IN MY EXPERIENCE as an editor and writing teacher, people often begin writing their memoir in a linear, this-happened-and-then-this-happened way. Or they try to cover too much ground, explaining a lifetime’s worth of events or relationship dynamics all at once.
All of that is okay as a starting point for getting your memories down on paper — that is the first step, after all — but if you want to communicate the deeper, emotional truths of your life, you need to do two things:
- Learn how to write scenes that immerse you and your readers in the events. Scenes contain the physical and sensory information and emotion as you experienced it at the time and are therefore more emotionally powerful than explanatory narrative.
- Include your thoughts and reflections about the events and people in your life as you understand them now.
This second point is the focus of this article.
Just like most of an iceberg is hidden beneath the surface of the water, the important and profound truths in our stories (and in ourselves) are not obvious; we have to dive deep into our memories and emotions and experiences to reveal them.
In order to deepen your reflections and open yourself to inner truths and authenticity, I recommend keeping a journal (or a section of your journal) focused on and related to your memoir. Journaling throughout the memoir-writing process can help you better understand the reasons certain events had a greater impact on your life and the consequences of that impact. Reflective writing with an exploratory attitude can open up understanding to the stories you’ve been telling yourself all your life, allowing you to become more honest about your own responses and actions.
I know this can be difficult to do with topics that are painful to write about, but if you approach it gently and with the intention of learning, journaling with focus can give you clarity and a greater understanding of even the most benign and ordinary kinds of events and topics.
The secret to deepen reflection is to ask and answer questions that require you to get beneath the surface.
How? One way that I’ve found effective is to use the journalistic questions they taught you in elementary school — with a twist.
Ask questions that begin with:
- What? — What happened? What were the circumstances around the event or situation? What do I remember most? What do I remember least, but would like to find out? What would the other people who were present say about what happened? What do I think is the truth at the core of what happened? What do I know now that I didn’t know then?
- When? — When did it happen (what time of day, in history, in my life)? When did I first remember it? When did I speak about it for the first time? When did my family acknowledge it? When did the subject first occur to me? When did I realize it was important to my growth or sense of who I am?

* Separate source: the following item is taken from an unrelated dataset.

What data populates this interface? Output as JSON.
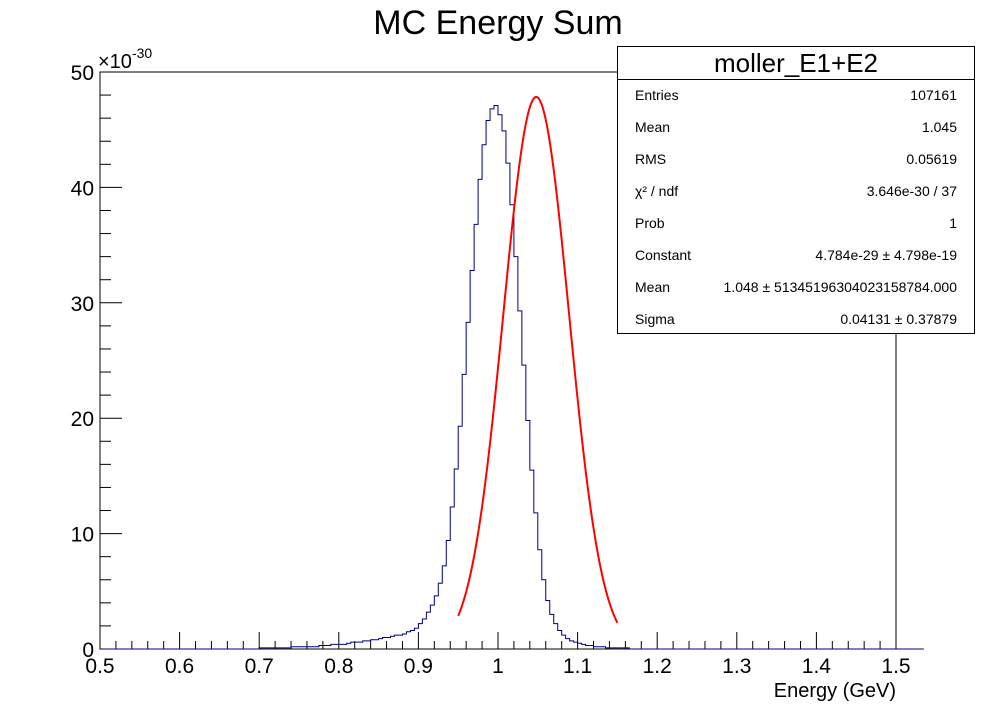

- Where? — Where was I living? Where was I in my life or my career? Where do I feel this emotion in my body? Where was my mother/father/brother/sister? Where were the people that most cared for me? Where were my friends? Where were my enemies?
- How? — How did the event happen? How did I respond? How did my father/mother look? How did I feel at the time? How do I feel about it now? How might I think about it differently? How might things have been different and would I want them to be? How did my response serve me at the time? How does my current response serve or not serve me? How did this event change or alter my life and the choices I have made?
- Who? — Who was involved? Who was nearby? Who noticed? Who didn’t notice? Who did I talk to about it? Who should I have notified? Who cares most about this situation? Who cares least? Who would I have wanted to be there? Who was I then? Who am I now as a result of this event.
- Why? — Why do I remember this? Why is this subject/event/situation important to me? Why do I want to write about it? Why do I think this story is important? Why did I react the way I did? Why did the other people involved do or react the way they did?
- Then, for any question that feels like an opening to new understanding, repeat the question with the word “really” attached, as many times as it takes to get an answer that feels inspired. For example, let’s say that I’ve asked the question, “Why do I think this story is important?” And I’ve answered, “Because I believe that other women could learn from my experience.” I would then ask the questions, “Why do I really think this is important?” and answer with whatever first comes to mind. I would continue digging by asking the “Why do I really . . .” question until I hit gold — or bottom, whichever comes first.
These questions are merely examples of the kinds of questions you can ask using the journalistic method — but focusing on the deeper implications and meanings of an event helps you to uncover previously hidden effects, attitudes, thoughts, and feelings that can not only enhance your personal understanding but add power to your memoir story as well.
Do you keep a writing journal now? If so, how it has benefitted your writing? If you don’t currently use journaling to enhance your memoir-writing practice, start today. You’ll be glad you did.